Well, today is the day I'm going to give you a much-needed contextual whack on the side of the head. Today I'm going to show you how you can use your survey tool as a valuable "trigger event" predictor that will help you bring sales through the door -- and look like a hero.
Trigger events are all around you and they are sales just waiting for you to close them-- you just have to see them
Craig Elias is the man behind the "Trigger Event" -- or perhaps he calls it "Event Trigger", any way you slice it, he has made a profitable living paying attention to those small actions potential buyers take that signal a big purchase. If you want more details than I'm going to cover here, check out his blog or better yet, pick up a copy of his book, Shift .
Here's how trigger events work. There are incidents or events that occur that prompt or trigger us to go looking for a product, service -- solution. For example, pregnancy is a trigger event, as is buying a house or getting married. You get the idea; an event happens and suddenly you're in the market for a whole lot of things.
This is where your surveys can come in really handy.
- Segment your customer list. This is critical to the art of customer success. Your customers will be frustrated and unsubscribe if you send them unrelated messages and surveys.

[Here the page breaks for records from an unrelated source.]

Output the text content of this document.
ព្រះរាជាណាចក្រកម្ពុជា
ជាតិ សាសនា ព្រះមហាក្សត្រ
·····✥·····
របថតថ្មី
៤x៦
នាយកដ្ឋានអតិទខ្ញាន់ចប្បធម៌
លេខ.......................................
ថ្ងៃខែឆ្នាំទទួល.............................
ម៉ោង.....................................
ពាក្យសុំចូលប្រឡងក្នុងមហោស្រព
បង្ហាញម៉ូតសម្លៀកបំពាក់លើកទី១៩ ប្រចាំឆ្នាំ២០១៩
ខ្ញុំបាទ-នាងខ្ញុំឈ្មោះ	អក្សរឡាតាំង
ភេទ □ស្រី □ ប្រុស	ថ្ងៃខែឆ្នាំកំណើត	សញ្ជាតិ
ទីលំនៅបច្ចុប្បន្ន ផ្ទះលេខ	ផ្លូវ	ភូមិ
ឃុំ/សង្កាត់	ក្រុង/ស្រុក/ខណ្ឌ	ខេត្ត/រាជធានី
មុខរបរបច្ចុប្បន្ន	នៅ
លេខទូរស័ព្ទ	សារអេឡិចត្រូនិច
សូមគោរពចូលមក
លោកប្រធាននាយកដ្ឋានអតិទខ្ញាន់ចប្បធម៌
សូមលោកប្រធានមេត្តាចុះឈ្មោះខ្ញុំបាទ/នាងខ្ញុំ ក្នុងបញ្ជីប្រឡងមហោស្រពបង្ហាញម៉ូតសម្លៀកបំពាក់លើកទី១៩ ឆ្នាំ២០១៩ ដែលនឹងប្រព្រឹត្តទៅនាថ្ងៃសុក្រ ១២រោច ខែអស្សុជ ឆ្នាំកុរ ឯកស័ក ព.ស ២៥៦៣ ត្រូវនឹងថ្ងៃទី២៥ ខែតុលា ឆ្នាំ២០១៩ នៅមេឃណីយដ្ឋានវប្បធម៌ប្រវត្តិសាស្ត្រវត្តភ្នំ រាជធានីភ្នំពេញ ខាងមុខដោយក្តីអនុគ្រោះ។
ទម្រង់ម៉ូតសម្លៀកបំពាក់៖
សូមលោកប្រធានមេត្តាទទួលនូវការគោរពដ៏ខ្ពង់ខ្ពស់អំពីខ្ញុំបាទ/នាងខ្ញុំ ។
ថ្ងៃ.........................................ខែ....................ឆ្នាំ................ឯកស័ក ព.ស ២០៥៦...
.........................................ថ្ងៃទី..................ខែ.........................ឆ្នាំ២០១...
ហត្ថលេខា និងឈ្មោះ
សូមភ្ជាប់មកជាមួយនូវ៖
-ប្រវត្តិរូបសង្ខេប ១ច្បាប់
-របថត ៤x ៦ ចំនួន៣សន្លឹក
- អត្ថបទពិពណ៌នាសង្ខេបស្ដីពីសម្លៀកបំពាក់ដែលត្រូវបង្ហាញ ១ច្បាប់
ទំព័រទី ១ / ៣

- Design several surveys designed to tag and measure your customers' progress along an event cycle. For each segment, you'll want to design a survey (or surveys) that pinpoint your customers "location" on a purchasing event timeline. For example; have you had a baby in the last 6 months?
- Send surveys regularly to catch an event trigger and market to it.
The real business benefit to your organization will be not only having a closer connection to what's happening in your customers' lives, but actually being able to track and predict where they are in your selling cycle.